No less than 95 percent of its members have "some post-college education," reports researcher Daniel Jasper, quoting the national coordinator of the Hindu sect that owns this house of worship and 21 others scattered around the United States.
Most of their members hail from the western Indian state of Gujarat.
This nugget about a temple with so many smart parishioners was among a number of surprising data Jasper presented at the conclusion of a three-year study funded by the Pew Charitable Trusts.
Jasper also showed that at least South Asian Hindus -- as opposed to their co-religionists from Trinidad and Guyana -- maintained their religion-based class distinction after settling in America.
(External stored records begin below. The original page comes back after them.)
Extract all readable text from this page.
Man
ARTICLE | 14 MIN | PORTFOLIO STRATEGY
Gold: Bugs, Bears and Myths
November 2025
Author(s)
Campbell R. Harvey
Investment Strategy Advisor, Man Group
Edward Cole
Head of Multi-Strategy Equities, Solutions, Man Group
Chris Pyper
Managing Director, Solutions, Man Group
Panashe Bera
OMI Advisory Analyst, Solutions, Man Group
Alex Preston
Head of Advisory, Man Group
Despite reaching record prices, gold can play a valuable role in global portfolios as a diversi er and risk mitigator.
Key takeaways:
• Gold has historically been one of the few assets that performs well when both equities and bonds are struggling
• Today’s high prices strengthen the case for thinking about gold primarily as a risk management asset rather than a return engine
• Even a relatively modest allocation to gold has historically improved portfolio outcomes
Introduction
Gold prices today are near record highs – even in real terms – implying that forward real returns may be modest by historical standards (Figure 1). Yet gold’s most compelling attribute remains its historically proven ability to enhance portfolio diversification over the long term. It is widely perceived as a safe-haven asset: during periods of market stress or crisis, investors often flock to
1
"Nearly all (respondents) emphasized that caste still structures interpersonal relationships among Hindus in New York," he reported. "Some argued it was worse here than in India."
This seemed to square with the observation of other researchers involved in this project that Raymond Williams, a founding father of Cultural Studies, had a point when he wrote decades ago, "immigrants are more religious than they were before they left home."
The term, "religious," refers in this context to the way faith traditions are being maintained, since social science does not have the tools to plumb the depth of a person's belief.
In fact, one particularly impressive temple in Queens, N.Y., is dedicated to the poet, singer and cobbler Ravidas, who lived in the 15th or 16th centuries -- no precise dates are known -- and railed in his verses against caste strictures:
"Compare to God, everyone is untouchable, yet all are touched by God."
The Dalits, or untouchables, in the northern Indian state of Punjab now venerate Ravidas as a saint, as do their compatriots in New York. Hence New York possesses a temple frequented almost exclusively by untouchables -- the temple in Queens.
Jasper notes one curious aspect about this phenomenon: While South Asian Hindus in the United States stick to their caste system, it has largely broken down among their co-religionists from the Caribbean nations of Trinidad and Guyana.
According to the 2000 U.S. census, the South Asian Indian community in the United States numbers almost 1.7 million of whom some 252,000 live in New York state, 169,000 in New Jersey and almost 23,700 in Connecticut.
In addition to these, there is a sizeable community of descendants of indentured laborers Britain had shipped from India to Guyana and Trinidad after the abolition of slavery, where they now make up 51 percent and 40 percent of the population, respectively.
Their language is English but they use Sanskrit for rituals. This community, too, maintains many prominent Hindu temples, against chiefly in Queens. But the South Asian communities do not participate in celebrations, such as processions, organized by these temples.
Writes Jasper, "South Indian and Indo-Caribbean Hindus have voiced the idea to me that 'they don't think what we do is Hinduism, and we don't think they are very good Hindus.'"
According to Jasper, while not always communicating with one another, New York Hindus are nevertheless engaged in interfaith dialogues.
This is the case with the (East Asian) Ganesha Temple, which stands on the grounds of a former Russian Orthodox church and is one of the largest Hindu institutions and a leading voice of Hinduism in the New York Metropolitan area. It maintains a standing committee that meets with other religious groups.
Like his colleagues researching other immigrant religious groups, Jasper observes "the close affinity between religious identity and regional, linguistic, or national identity that has developed in Hindu New York.
But he predicts that this will diminish "as the second generation becomes more prominent."
And thus Hinduism in the United States will develop in a way similar to much of Catholicism, Lutheranism or Judaism in earlier times -- it, too, is set to become an American religion.